Sometimes you just feel like the baddest thing on two legs. And then you get your portrait painted and you channel your inner diva. And then you’re immortalized in paint and we’re looking at you, hung up in a literal museum at your freshest. And you know it. And you’ll be there for all time with the best “come at me” look you’ve ever given.
Yeah. Sometimes that happens.
““I’m not saying that I’m perfect. I’m just saying that my lips are orange and my hair is wrapped about my neck like a scarf and I’m still gonna steal your boyfriend.”
“You guys. Look. I can dance and also pull off mom jeans. Who said early America was the worst? Also you guys look stupid in your hats. Damn this pink shirt really brings out my ‘I’ve been workin on the railroad’ glow.”

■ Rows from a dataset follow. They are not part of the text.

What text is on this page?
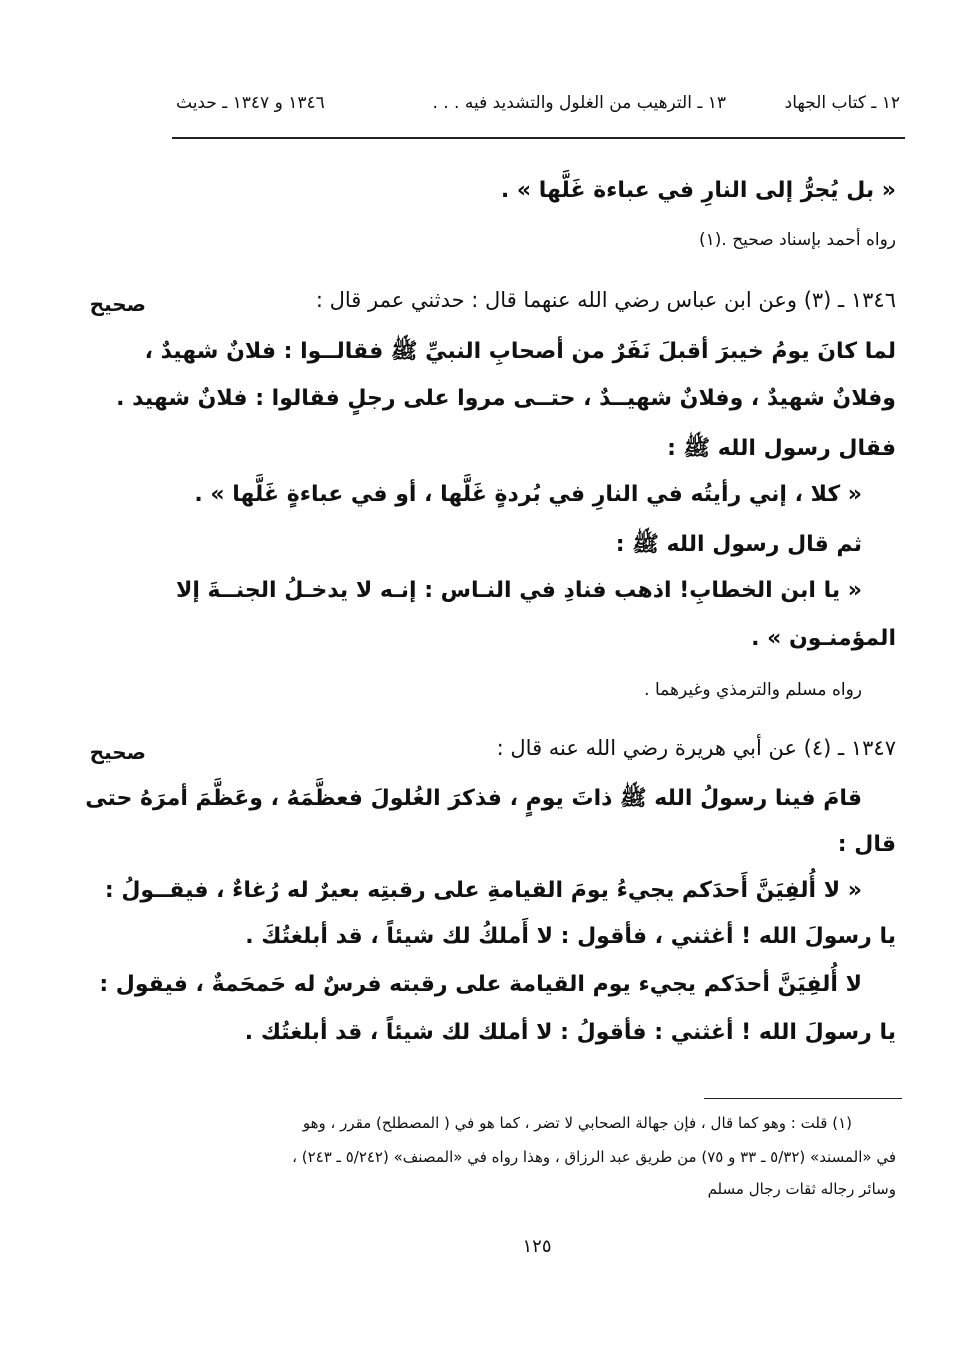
١٢ ـ كتاب الجهاد
١٣ ـ الترهيب من الغلول والتشديد فيه . . .
١٣٤٦ و ١٣٤٧ ـ حديث
« بل يُجرُّ إلى النارِ في عباءة غَلَّها » .
رواه أحمد بإسناد صحيح .(١)
صحيح	١٣٤٦ ـ (٣) وعن ابن عباس رضي الله عنهما قال : حدثني عمر قال :
لما كانَ يومُ خيبرَ أقبلَ نَفَرٌ من أصحابِ النبيِّ ﷺ فقالــوا : فلانٌ شهيدٌ ،
وفلانٌ شهيدٌ ، وفلانٌ شهيــدٌ ، حتــى مروا على رجلٍ فقالوا : فلانٌ شهيد .
فقال رسول الله ﷺ :
« كلا ، إني رأيتُه في النارِ في بُردةٍ غَلَّها ، أو في عباءةٍ غَلَّها » .
ثم قال رسول الله ﷺ :
« يا ابن الخطابِ! اذهب فنادِ في النـاس : إنـه لا يدخـلُ الجنــةَ إلا
المؤمنـون » .
رواه مسلم والترمذي وغيرهما .
صحيح	١٣٤٧ ـ (٤) عن أبي هريرة رضي الله عنه قال :
قامَ فينا رسولُ الله ﷺ ذاتَ يومٍ ، فذكرَ الغُلولَ فعظَّمَهُ ، وعَظَّمَ أمرَهُ حتى
قال :
« لا أُلفِيَنَّ أَحدَكم يجيءُ يومَ القيامةِ على رقبتِه بعيرٌ له رُغاءٌ ، فيقــولُ :
يا رسولَ الله ! أغثني ، فأقول : لا أَملكُ لك شيئاً ، قد أبلغتُكَ .
لا أُلفِيَنَّ أحدَكم يجيء يوم القيامة على رقبته فرسٌ له حَمحَمةٌ ، فيقول :
يا رسولَ الله ! أغثني : فأقولُ : لا أملك لك شيئاً ، قد أبلغتُك .
(١) قلت : وهو كما قال ، فإن جهالة الصحابي لا تضر ، كما هو في ( المصطلح) مقرر ، وهو
في «المسند» (٥/٣٢ ـ ٣٣ و ٧٥) من طريق عبد الرزاق ، وهذا رواه في «المصنف» (٥/٢٤٢ ـ ٢٤٣) ،
وسائر رجاله ثقات رجال مسلم
١٢٥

“I hate to quote Lil’ Wayne, because I usually go with Sarte, but I’m a woman, an artist, a collar connoisseur, plus look at this lace. THIS F*CKING LACE THAT I PAINTED IS INSANE. So it feels appropriate. Because bitch I AM the bomb like Tick Tick.”
“And then I was like – ‘ok fine I’ll save Egypt’ and I didn’t even break a sweat because these curls do not do sweat. Also, speaking of my hair, do we love my hair or do we love my hair? DAMN. It’s like I was chosen by God or something. Someone should write a full-length Broadway musical about me.”
“And then I said, ‘no, make it look like pincers of a crab on my forehead.’ And the outfit was complete. I didn’t even need a youtube tutorial to help me tie this ascot. No seriously. You don’t believe me? FINE I’M GOING TO UNTIE IT AND THEN TIE IT AGAIN IN FRONT OF YOU.”